El control del INV.

Con la cosecha en puerta, se exacerbó la pelea entre los David y Goliat de la industria del vino

-La Justicia frenó la arremetida de Sturzenegger contra los controles del INV antes de la cosecha.

-La vieja pelea que divide a la industria vino, de fondo.

El Editor Mendoza | Javier Polvani
Por Javier Polvani
15 de enero de 2026 - 19:32

La industria madre de la economía local está en vilo por la decisión judicial respecto a la vigencia del esquema de control de la calidad del vino que eliminó Federico Sturzenegger, ministro desregulador del gobierno de Javier Milei.

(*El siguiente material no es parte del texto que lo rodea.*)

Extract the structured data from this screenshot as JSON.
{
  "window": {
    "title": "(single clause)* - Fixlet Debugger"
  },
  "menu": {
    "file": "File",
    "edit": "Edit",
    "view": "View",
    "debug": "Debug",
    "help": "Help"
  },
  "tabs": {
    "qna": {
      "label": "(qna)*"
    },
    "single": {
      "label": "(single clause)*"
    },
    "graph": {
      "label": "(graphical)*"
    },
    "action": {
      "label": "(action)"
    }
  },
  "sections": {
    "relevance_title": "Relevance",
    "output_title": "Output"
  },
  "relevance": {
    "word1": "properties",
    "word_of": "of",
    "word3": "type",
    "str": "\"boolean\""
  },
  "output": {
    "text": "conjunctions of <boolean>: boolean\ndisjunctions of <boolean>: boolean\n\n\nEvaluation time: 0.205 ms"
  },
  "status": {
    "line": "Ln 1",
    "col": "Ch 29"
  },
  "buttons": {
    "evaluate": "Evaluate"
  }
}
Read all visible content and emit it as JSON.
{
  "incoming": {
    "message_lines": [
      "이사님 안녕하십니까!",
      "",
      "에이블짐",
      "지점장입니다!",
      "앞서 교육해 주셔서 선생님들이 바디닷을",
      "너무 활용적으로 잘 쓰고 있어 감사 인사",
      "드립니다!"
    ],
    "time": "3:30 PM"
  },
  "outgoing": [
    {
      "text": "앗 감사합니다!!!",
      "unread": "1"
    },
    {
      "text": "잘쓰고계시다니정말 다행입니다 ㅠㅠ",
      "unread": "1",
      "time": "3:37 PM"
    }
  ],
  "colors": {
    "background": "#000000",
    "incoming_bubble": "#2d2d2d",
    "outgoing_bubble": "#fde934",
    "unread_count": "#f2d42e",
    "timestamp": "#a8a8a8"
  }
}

En los tribunales quedó congelada la eliminación del esquema de control por el cual el Instituto Nacional de Vitivinicultura (INV) certifica la pureza de los vinos que salen de las bodegas hacia el mercado. Los bodegueros medianos y chicos junto al Gobierno de Mendoza encararon una cruzada contra la medida incluida entre las 937 normas arrasadas por la resolución 37/2025 del Ministerio de Desregulación, apoyada por los gigantes de la industria agrupados en Bodegas de Argentina, entusiastas defensores del modelo sin reglas del gobierno nacional.

Controles para la cosecha

Aunque el conflicto minero la empujó a segundo plano en el debate público, la desregulación del Instituto Nacional de Vitivinicultura (INV) impulsada por Federico Sturzenegger es uno de los temas más calientes en la política mendocina desde finales de 2025. En resumen: Sturzenegger intentó "purificar" el INV eliminando casi 1.000 normas, pero la justicia federal le puso freno a la arremetida contra el esquema de control de calidad de los vinos.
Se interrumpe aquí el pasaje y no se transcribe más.